Smart lighting, by and for the individual

Friday, 26 April, 2019

Today's society is advancing at a dizzying pace towards more complex but also more habitable environments thanks to services driven by the new technologies.

Currently, the transformation of lighting technology by incorporating electronic LED light sources along with the inclusion of communication and data processing are fundamental when the time comes to provide quality and environmentally sustainable services that are designed to meet the needs of the individual.

The aim is simple: to not only provide a more efficient lighting from the standpoint of energy, the environment and operations, but also to do so more intelligently, taking better account of the changing needs of the individual and the impact that light has on the human being, their health and behaviour.

This latter concept has been called Human Centric Lighting.

As such, what we call smart lighting is the technological medium that allows us to achieve this lighting designed with people in mind.

This involves providing the market with tools that can help industry evolve from a predominantly quantitative approach to light, which measures luminance, efficiency, consumption, service life, maintenance costs etc., towards another, qualitative focus, which takes into account the quality and suitability of the light that is provided at any time and in any place.

Recent scientific studies demonstrate how sensitive the metabolism of living creatures is and, as such, that of the human being to outdoor light as well as how this is regulated through key features such as sleep-wake cycles with the secretion of hormones linked to photoreceptors located in the eyes. 

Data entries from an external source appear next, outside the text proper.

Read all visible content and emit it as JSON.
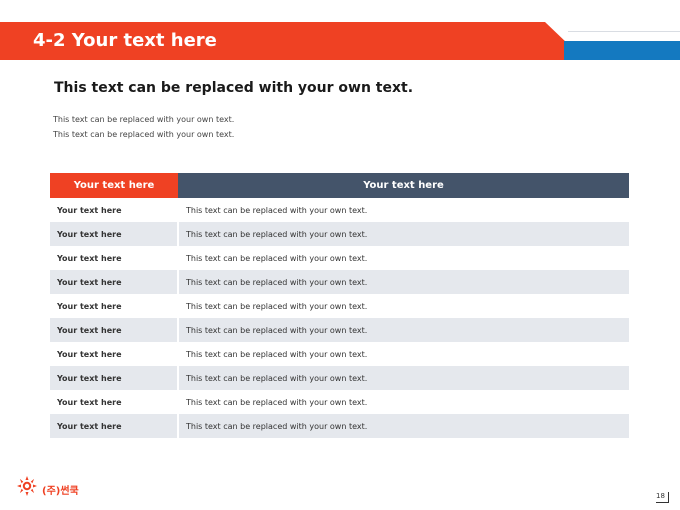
{
  "header": {
    "title": "4-2 Your text here"
  },
  "content": {
    "heading": "This text can be replaced with your own text.",
    "lines": [
      "This text can be replaced with your own text.",
      "This text can be replaced with your own text."
    ]
  },
  "table": {
    "columns": [
      "Your text here",
      "Your text here"
    ],
    "rows": [
      [
        "Your text here",
        "This text can be replaced with your own text."
      ],
      [
        "Your text here",
        "This text can be replaced with your own text."
      ],
      [
        "Your text here",
        "This text can be replaced with your own text."
      ],
      [
        "Your text here",
        "This text can be replaced with your own text."
      ],
      [
        "Your text here",
        "This text can be replaced with your own text."
      ],
      [
        "Your text here",
        "This text can be replaced with your own text."
      ],
      [
        "Your text here",
        "This text can be replaced with your own text."
      ],
      [
        "Your text here",
        "This text can be replaced with your own text."
      ],
      [
        "Your text here",
        "This text can be replaced with your own text."
      ],
      [
        "Your text here",
        "This text can be replaced with your own text."
      ]
    ]
  },
  "footer": {
    "logo_text": "(주)썬쿡",
    "page_number": "18"
  },
  "colors": {
    "accent_red": "#ef4123",
    "accent_blue": "#1479c0",
    "header_slate": "#44546a",
    "row_alt": "#e5e8ed"
  },
  "icons": {
    "logo": "sun-logo-icon"
  }
}
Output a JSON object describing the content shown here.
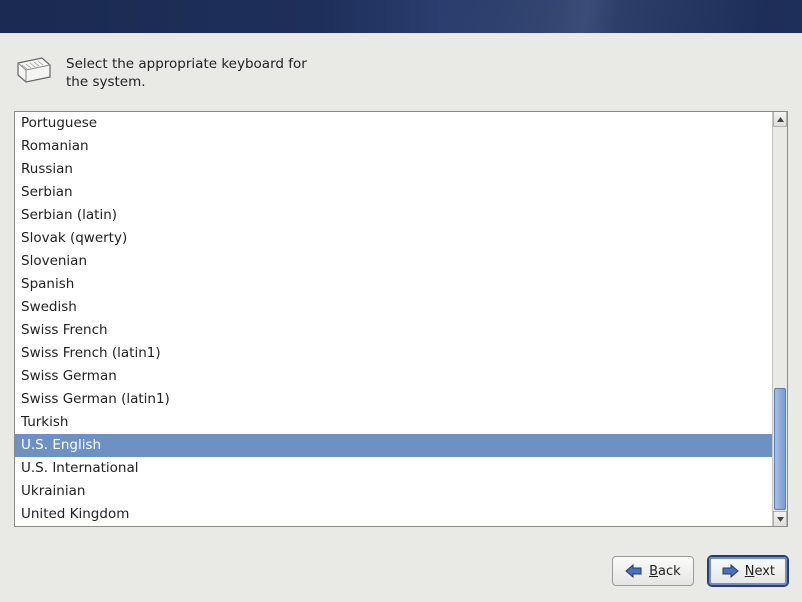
{
  "instruction": "Select the appropriate keyboard for the system.",
  "keyboards": [
    "Portuguese",
    "Romanian",
    "Russian",
    "Serbian",
    "Serbian (latin)",
    "Slovak (qwerty)",
    "Slovenian",
    "Spanish",
    "Swedish",
    "Swiss French",
    "Swiss French (latin1)",
    "Swiss German",
    "Swiss German (latin1)",
    "Turkish",
    "U.S. English",
    "U.S. International",
    "Ukrainian",
    "United Kingdom"
  ],
  "selected_index": 14,
  "buttons": {
    "back": {
      "underline": "B",
      "rest": "ack"
    },
    "next": {
      "underline": "N",
      "rest": "ext"
    }
  }
}
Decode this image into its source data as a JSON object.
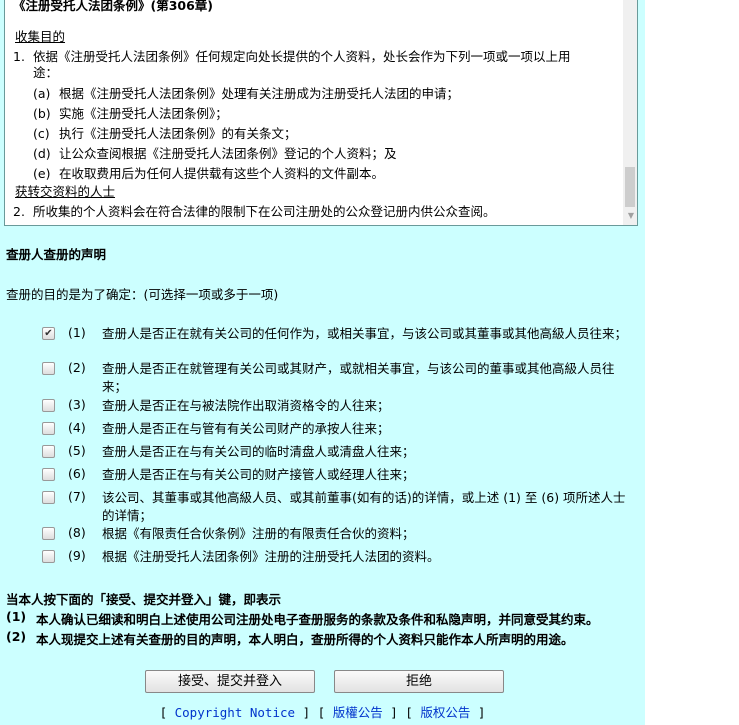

This is represented in the so-called circadian rhythms.

As such, the purpose of lighting should be that of providing conditions that are the closest to those that occur in nature by means of natural light, under which the human being and all other living organisms have evolved over tens of thousands of years.

And from a more pragmatic point of view, we can also apply these tools to improving the performance of individuals under certain circumstances, for example in those jobs which demand a high level of concentration. Or by promoting and increasing comfort and well-being in other situations such as hospital environments with convalescing patients, where rest and peace of mind leads to a faster recovery.

We can similarly apply these concepts outside the home or workplace in outdoor environments in the form of street lighting.

In this case, smart street lighting would be the way of providing municipal managers with decision-making tools for infrastructure management, designed to improve both the energy and operational efficiency of the service while prioritising the quality required. In other words, providing the appropriate amount of light, in the most suitable way, wherever and whenever it is needed. This means adapting the lighting offer to a changing demand.

In both cases, the key concepts that define this new smart lighting are:

→ Lighting fixtures with high levels of performance and durability.

→ Easily controllable light

→ Connectivity and sensors incorporated into the lighting fixtures

→ Data exchange and processing

→ User application and interface

For this, smart lighting fixtures must be equipped with highly reliable and efficient, programmable LED drivers, which can be remotely programmed and configured thanks to the incorporation of preferably wireless connectivity, using standard and interoperable protocols, such as Bluetooth Low Energy for indoor environments. Such protocols connect the lighting fixtures on the grid with each other and with the system operator, whether directly to their user interface (via a Smartphone app), or through a device concentrator (Gateway) by means of the cloud-based global mobile telephone network and from there, by Internet to any remote user authorised to control the installation.

And it must be remembered that data is acquiring a fundamental value. It is therefore vital that systems are in place that can acquire, transfer and process this data in the best way possible.

All these factors together are driving a change in the business and operating model of lighting infrastructures and installations towards a services-orientated model.

In short, we are moving towards a concept of society in which the lighting fixture is a services node. One such service, and perhaps the most fundamental, is street lighting, however it is not the only one and we have to be prepared for every innovation that street lighting can bring us today and also what it will be able to offer us tomorrow.